Nous ne nous réjouissons pas de la mort si piteuse de cet homme, mais nous ne le pleurons pas. L’Amérique ne fait que pâtir par là où elle a péché. Tous les responsables « alliés », Obama, Hillary Clinton, les gouvernements européens, les représentants de l’Otan, ont beau jeu de s’émouvoir et de condamner un acte qu’on ne manque pas de qualifier, comme il est coutume, de « lâche » et d’ « abject ». Répugnant et vil, il ne l’est pas moins que les attentats islamistes, les égorgements et décapitations, les voitures piégées, les exécutions sommaires, les massacres d’innocents, que des mercenaires salafistes et takfiris, venus de Libye, d’Egypte, de Tunisie, du Maroc etc. perpétuent pour instaurer la charia en Syrie, pays encore laïc et tolérant. Ces mêmes groupuscules, stipendiés et armés par l’Occident, règnent en maîtres à Benghazi. L’ambassadeur le paye de sa vie. Le cynisme des colonialistes occidentaux, qui ont mis au pouvoir ces bandes de fanatiques, serait risible si ne se dessinait une menace pour l’Europe. A ce jeu, ce n’est pas une Somalie qui bordera notre continent, mais plusieurs. Nos gouvernants manipulent, comme des apprentis sorciers, afin de façonner un Moyen Orient chaotique et plus acceptable pour la puissance israélienne, des explosifs puissamment destructeurs. Complaire à une Amérique relativement bien protégée (le 11 septembre étant, comme l’on sait, un cas assez singulier), et prendre sciemment le risque de voir, peu à peu, les événements s’emballer, voire, comme l’affaire Mehra en donne les prémisses, déborder sur notre sol, est une attitude pour le moins inconsciente, sinon criminelle. Et nous savons que les frontières sont poreuses, inefficientes.

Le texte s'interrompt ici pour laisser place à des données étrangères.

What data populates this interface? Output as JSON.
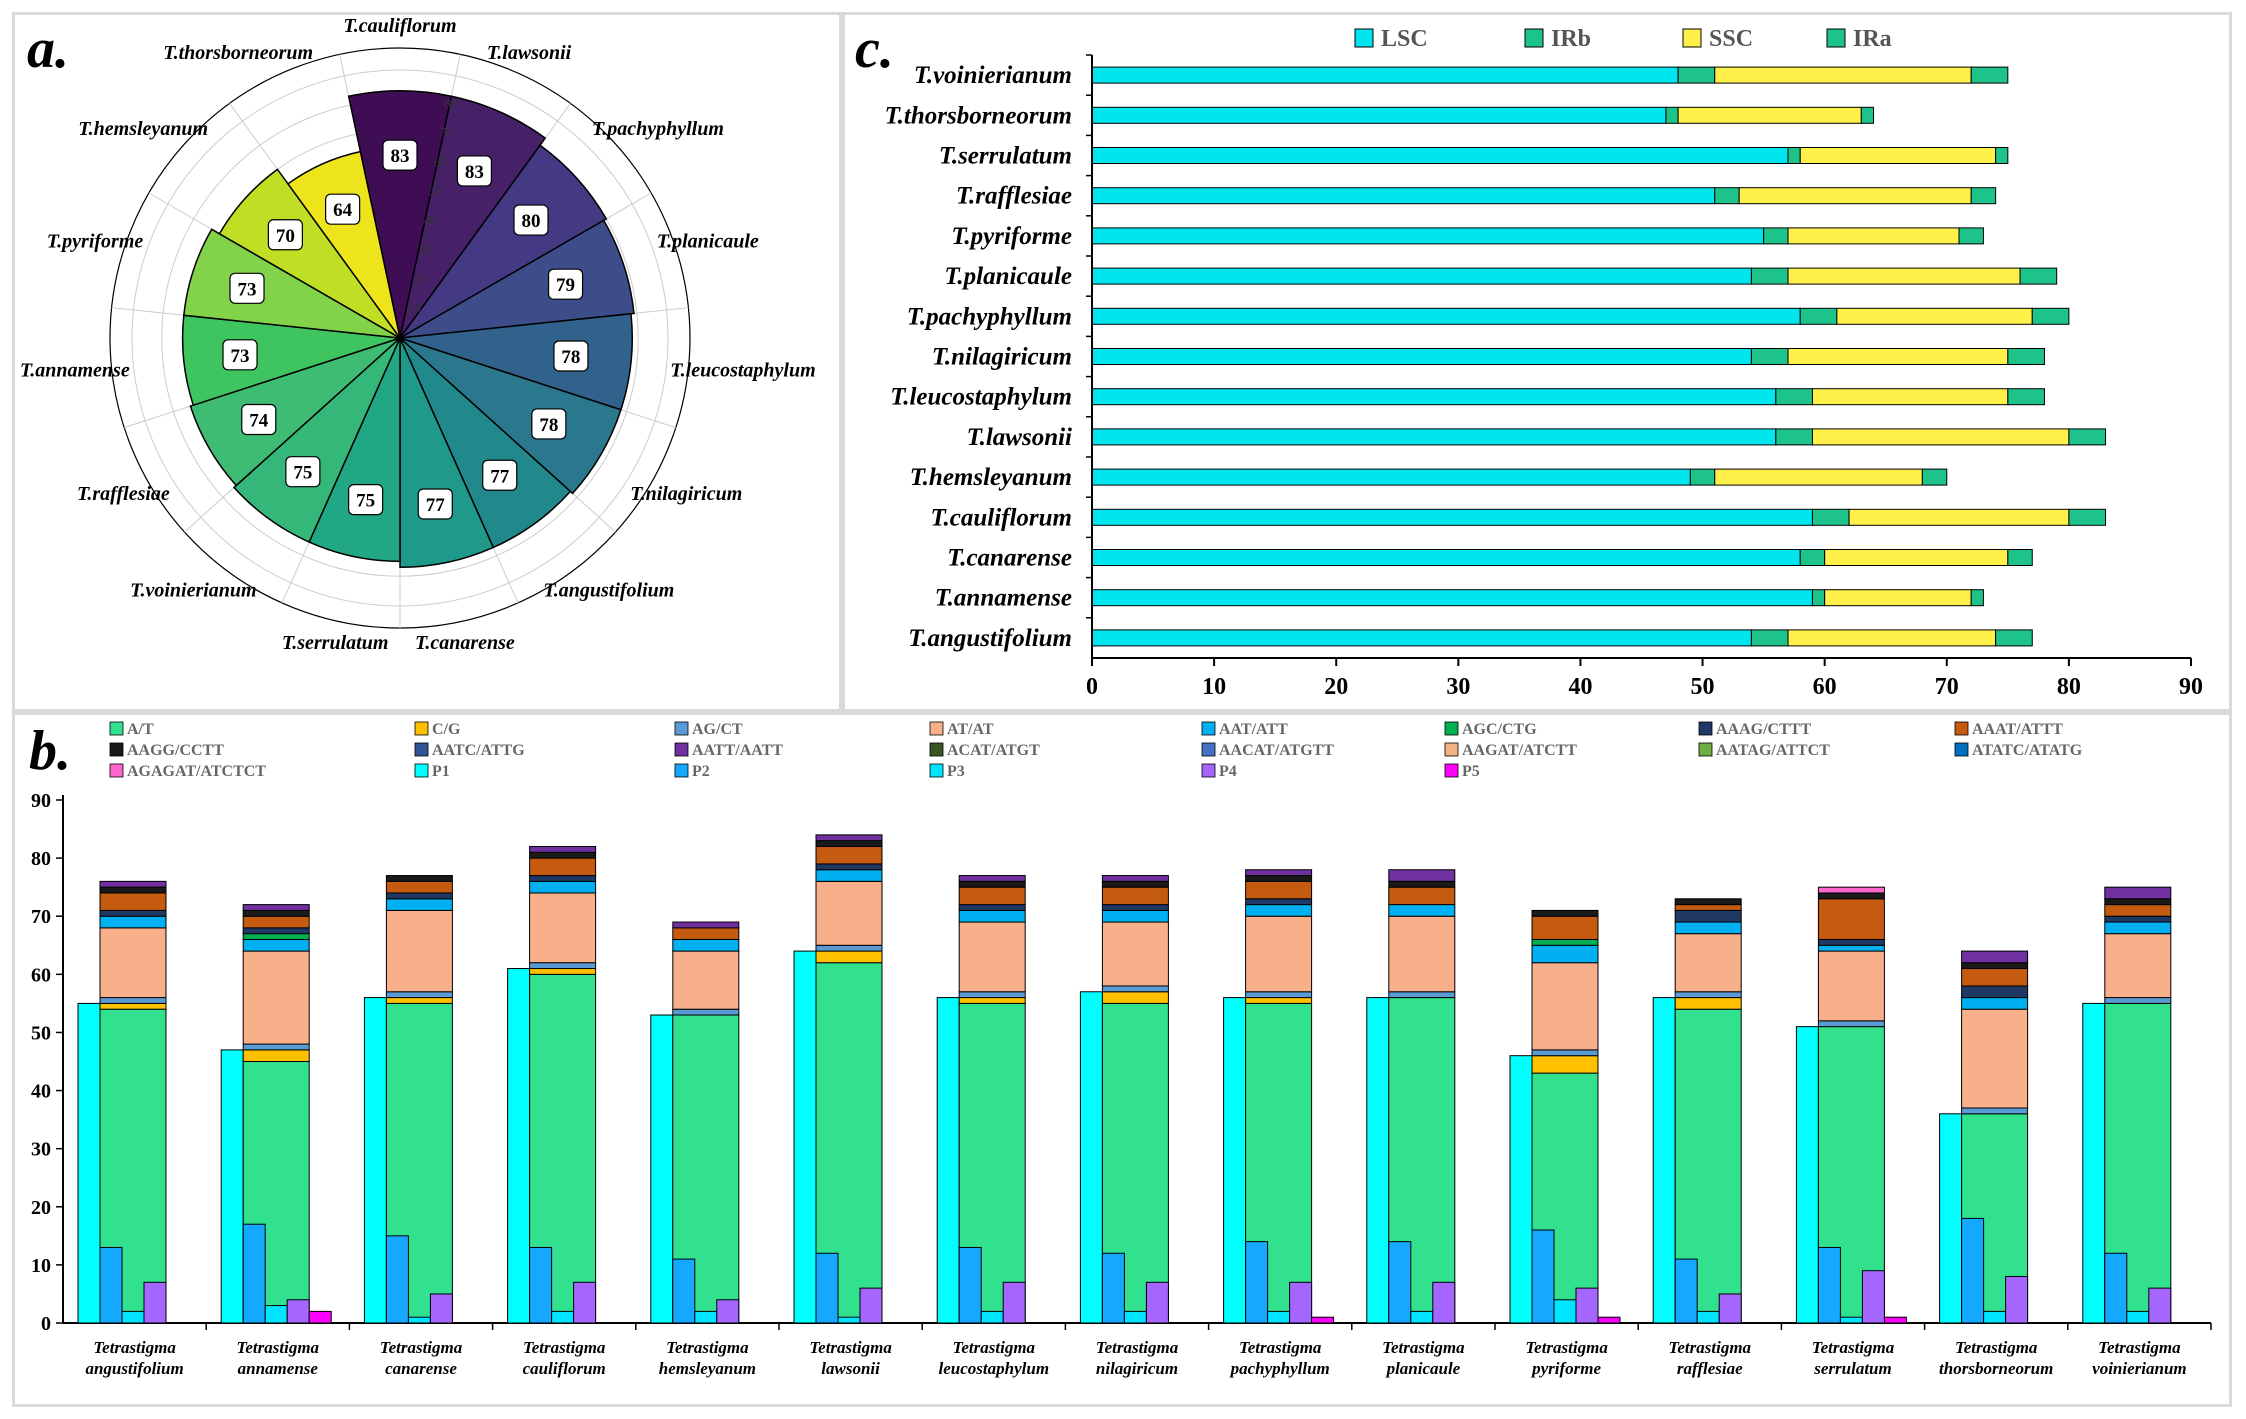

Le problème, avec les Américains, c’est qu’ils sont tellement imbus de leur prétendue supériorité, ils sont tellement persuadés de la sainteté de leur cause, de leur élection divine, et tellement aveuglés par une ignorance abyssale, qu’ils sont incapables de se mettre à la place d’autrui et voir, sentir et penser comme lui. Leurs partisans européens, à imiter comme des singes leur maître, ont adopté ce pli, comme la dérive diplomatique européenne ne le dévoile que trop, dans sa propension imbécile à un manichéisme puéril. Il est évident que les islamistes, en Tunisie, en Egypte, dans les pays du Golfe, en Syrie, demain, en Algérie, n’allaient pas faire la fine bouche devant l’aide logistique, matérielle, propagandiste que lui apportaient l’Oncle Sam et ses larbins. Mais à malin, malin et demi. S’il n’y a guère que ces sombres abrutis de journalistes pour croire aux vertus démocratiques de ces barbares sanguinaires, les services secrets, les militaires et les décideurs de haut rang ne doivent pas avoir beaucoup d’illusion. Aussi ce contrat entre les impérialistes US, Israël d’un côté, les salafistes et les frères musulmans de l’autres, sous l’égide du Katar et de l’Arabie Saoudite, a-t-il été un donnant-donnant. Toutefois, pour un musulman fanatique, un chrétien reste, dans de nombreux cas (j’excepte les croyants respectueux de la religion d’autrui) un porc, surtout s’il se fait prosélyte et provocateur. Et pour un chrétien américain, aussi obtus et méprisant, aussi inculte et exalté que son frère ennemi, tous ceux qui ne sont pas comme lui sont destinés à l’enfer. Chez les deux prospère la haine des traditions différentes, de la culture de ce qui n’est pas soi : je mets sur le même plan les destructions de tombeaux soufis en Libye et au Mali, et le bombardement absurde, mais, à mon sens, plein de signification, du Monte Cassino, berceau monastique de l’Europe, par l’aviation US en 1944.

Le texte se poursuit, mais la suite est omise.